Un cas d’école sur le sujet, Mégalopole de Francis Ford Coppola, est arrivé au Festival de Cannes en mai après une gestation d’une quarantaine d’années. Si l’auteur deApocalypse maintenant (1979) a résisté tout ce temps aux assauts incessants du sort contre son projet, peut-être parce que l’histoire qu’il avait imaginée autour d’un architecte démiurge luttant pour imposer sa vision résonne avec la lutte qu’il a menée toute sa vie pour son indépendance artistique.

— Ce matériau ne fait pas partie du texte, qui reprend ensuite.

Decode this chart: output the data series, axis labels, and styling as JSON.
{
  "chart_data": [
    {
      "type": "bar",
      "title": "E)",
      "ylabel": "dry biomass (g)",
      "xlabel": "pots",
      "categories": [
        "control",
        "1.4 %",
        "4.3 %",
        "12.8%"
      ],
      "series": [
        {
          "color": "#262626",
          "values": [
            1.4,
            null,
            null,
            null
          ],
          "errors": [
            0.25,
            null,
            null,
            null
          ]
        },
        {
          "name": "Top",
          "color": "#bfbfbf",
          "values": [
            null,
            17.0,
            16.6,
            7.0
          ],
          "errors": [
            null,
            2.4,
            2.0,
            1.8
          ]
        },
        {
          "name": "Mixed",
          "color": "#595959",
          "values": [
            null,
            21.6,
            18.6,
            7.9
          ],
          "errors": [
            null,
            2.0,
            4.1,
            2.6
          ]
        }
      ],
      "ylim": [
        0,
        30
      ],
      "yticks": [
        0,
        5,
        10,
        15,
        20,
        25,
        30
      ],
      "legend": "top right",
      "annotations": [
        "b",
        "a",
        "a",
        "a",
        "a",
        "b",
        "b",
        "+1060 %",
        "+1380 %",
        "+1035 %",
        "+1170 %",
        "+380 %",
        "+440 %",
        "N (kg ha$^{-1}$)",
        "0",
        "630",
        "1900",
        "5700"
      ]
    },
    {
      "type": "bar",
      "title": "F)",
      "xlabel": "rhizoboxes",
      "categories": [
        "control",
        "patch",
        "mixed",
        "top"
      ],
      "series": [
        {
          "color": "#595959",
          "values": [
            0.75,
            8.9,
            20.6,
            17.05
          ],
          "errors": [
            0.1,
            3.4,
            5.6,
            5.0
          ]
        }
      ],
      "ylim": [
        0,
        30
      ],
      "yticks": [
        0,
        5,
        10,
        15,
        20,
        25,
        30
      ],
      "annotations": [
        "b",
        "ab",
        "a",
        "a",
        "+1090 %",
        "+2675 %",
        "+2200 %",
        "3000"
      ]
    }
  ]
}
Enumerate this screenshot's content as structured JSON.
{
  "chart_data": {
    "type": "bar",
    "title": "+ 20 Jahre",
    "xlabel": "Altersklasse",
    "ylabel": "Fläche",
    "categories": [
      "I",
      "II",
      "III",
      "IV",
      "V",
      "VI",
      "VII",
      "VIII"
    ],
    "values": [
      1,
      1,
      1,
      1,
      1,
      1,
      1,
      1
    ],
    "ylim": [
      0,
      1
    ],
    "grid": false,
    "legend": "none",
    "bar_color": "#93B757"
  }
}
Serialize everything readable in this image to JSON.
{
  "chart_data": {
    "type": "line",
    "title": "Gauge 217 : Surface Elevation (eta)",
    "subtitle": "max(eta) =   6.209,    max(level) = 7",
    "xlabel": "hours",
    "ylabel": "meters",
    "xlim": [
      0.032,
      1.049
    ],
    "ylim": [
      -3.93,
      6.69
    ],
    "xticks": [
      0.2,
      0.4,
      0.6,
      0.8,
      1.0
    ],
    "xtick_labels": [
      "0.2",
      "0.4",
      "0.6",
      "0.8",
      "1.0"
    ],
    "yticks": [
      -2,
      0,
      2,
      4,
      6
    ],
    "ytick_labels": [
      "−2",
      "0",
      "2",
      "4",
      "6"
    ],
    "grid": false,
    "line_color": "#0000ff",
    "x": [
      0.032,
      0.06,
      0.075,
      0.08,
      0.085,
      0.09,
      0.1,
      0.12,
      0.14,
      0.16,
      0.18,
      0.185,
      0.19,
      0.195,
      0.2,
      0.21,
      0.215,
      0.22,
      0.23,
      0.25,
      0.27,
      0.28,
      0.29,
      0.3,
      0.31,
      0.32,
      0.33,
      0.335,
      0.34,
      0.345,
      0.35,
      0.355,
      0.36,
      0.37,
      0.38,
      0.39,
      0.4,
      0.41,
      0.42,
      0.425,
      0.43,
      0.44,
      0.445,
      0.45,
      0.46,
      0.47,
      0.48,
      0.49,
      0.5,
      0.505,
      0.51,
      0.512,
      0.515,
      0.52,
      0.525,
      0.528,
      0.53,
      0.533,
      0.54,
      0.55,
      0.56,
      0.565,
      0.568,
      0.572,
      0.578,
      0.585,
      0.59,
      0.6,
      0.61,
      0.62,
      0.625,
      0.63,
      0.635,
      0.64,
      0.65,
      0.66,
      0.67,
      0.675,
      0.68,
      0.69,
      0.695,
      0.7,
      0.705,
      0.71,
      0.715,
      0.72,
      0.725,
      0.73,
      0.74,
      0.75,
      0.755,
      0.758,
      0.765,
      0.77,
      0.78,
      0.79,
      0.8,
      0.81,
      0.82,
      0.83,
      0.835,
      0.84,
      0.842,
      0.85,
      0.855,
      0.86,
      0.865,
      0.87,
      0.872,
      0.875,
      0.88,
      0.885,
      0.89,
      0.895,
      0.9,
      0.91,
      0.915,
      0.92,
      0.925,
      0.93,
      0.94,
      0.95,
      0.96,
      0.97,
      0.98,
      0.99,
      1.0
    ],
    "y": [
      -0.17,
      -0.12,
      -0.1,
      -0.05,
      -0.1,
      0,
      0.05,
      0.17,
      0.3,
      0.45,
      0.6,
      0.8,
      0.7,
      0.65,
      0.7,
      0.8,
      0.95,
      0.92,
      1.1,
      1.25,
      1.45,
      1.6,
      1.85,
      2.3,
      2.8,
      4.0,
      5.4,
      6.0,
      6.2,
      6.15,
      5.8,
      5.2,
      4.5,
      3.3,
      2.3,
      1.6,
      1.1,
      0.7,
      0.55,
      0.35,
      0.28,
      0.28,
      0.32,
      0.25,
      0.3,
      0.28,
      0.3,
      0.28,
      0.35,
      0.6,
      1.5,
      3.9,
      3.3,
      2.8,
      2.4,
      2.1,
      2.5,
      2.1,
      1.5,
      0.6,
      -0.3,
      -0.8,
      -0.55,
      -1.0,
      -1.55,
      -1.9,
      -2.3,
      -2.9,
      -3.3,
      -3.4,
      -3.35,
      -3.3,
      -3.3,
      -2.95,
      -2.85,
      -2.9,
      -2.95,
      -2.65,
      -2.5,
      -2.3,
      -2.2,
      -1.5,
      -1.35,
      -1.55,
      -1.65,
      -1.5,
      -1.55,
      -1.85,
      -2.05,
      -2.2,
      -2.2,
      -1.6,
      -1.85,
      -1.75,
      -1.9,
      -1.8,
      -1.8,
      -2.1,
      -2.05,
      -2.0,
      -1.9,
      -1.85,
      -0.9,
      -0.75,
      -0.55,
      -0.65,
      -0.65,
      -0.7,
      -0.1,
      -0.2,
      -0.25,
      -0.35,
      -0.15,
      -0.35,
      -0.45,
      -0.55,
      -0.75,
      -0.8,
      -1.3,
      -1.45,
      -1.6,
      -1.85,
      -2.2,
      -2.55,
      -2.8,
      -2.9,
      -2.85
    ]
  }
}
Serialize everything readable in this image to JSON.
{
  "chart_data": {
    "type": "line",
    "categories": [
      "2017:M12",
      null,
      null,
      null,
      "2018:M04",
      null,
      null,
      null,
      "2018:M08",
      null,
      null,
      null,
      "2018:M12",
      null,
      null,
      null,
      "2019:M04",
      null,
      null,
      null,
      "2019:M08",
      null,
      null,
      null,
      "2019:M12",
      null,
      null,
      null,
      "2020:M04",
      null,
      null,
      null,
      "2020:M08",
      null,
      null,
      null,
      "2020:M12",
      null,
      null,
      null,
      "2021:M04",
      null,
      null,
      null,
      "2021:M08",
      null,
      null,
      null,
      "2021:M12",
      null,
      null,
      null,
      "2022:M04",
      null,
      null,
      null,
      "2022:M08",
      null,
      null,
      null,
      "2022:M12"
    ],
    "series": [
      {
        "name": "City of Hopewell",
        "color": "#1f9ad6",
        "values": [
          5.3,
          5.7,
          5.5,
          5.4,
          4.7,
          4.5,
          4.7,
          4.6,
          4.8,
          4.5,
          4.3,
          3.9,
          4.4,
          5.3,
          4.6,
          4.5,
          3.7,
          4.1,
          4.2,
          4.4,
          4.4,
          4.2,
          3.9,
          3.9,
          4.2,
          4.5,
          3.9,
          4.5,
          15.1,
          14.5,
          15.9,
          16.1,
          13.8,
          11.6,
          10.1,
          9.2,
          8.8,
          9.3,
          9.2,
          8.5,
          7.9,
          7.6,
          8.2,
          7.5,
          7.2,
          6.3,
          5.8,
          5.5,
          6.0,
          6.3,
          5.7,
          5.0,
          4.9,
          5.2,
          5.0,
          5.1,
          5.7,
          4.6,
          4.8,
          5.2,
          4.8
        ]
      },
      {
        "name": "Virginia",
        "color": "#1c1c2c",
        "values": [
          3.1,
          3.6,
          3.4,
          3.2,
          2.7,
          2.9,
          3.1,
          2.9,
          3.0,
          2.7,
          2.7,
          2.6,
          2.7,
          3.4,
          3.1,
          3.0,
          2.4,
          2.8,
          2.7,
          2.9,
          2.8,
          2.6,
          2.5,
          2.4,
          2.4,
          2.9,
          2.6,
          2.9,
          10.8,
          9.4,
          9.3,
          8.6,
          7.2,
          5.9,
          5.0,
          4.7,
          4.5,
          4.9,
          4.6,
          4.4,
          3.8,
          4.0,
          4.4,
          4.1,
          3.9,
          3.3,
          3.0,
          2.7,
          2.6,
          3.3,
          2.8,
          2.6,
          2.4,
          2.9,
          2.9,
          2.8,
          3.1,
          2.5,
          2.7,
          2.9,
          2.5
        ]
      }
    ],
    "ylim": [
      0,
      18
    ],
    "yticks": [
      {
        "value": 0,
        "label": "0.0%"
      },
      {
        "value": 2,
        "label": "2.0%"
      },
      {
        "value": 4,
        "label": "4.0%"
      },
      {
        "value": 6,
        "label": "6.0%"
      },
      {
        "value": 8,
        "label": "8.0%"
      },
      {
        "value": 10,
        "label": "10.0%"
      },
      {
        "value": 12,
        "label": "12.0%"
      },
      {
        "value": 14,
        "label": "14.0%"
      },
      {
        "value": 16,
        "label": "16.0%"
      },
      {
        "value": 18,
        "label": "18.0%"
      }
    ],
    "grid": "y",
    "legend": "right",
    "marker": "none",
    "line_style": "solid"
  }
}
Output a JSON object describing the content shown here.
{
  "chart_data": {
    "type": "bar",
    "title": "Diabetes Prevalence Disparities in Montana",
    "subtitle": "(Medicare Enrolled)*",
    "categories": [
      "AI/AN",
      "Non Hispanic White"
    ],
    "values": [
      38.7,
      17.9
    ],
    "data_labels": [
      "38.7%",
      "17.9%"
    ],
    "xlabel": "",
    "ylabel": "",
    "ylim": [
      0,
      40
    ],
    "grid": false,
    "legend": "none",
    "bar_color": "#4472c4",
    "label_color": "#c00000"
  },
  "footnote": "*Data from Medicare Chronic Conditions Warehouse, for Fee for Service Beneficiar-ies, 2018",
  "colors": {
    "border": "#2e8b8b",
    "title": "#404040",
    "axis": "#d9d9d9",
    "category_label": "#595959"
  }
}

Représentation fantastique
Ce n’est certainement pas par passion pour l’architecture. Il suffit de voir le traitement qu’il a réservé à la ville dans laquelle se déroule le film pour se convaincre du manque d’intérêt qu’il porte à la discipline. Hybridation immergée dans un fond numérique aux reflets dorés du décor d’un studio de cinéma new-yorkais des années 1950 et une vague idée qui devrait évoquer la Rome antique, la Nouvelle Rome de Mégalopole elle n’est une ville que parce que le spectateur accepte d’y croire. Quant au projet utopique imaginé par le protagoniste, une ville verte dans laquelle aucun des habitants n’habitera à plus de cinq minutes à pied d’un parc, il semble être sorti du prospectus de The Line, un projet urbain futuriste situé au cœur du désert promu depuis 2016 par le royaume saoudien. Si le film dit quelque chose sur les rapports entre architecture et cinéma, c’est dans ce contexte qu’il opère avec le monde réel, et malgré lui.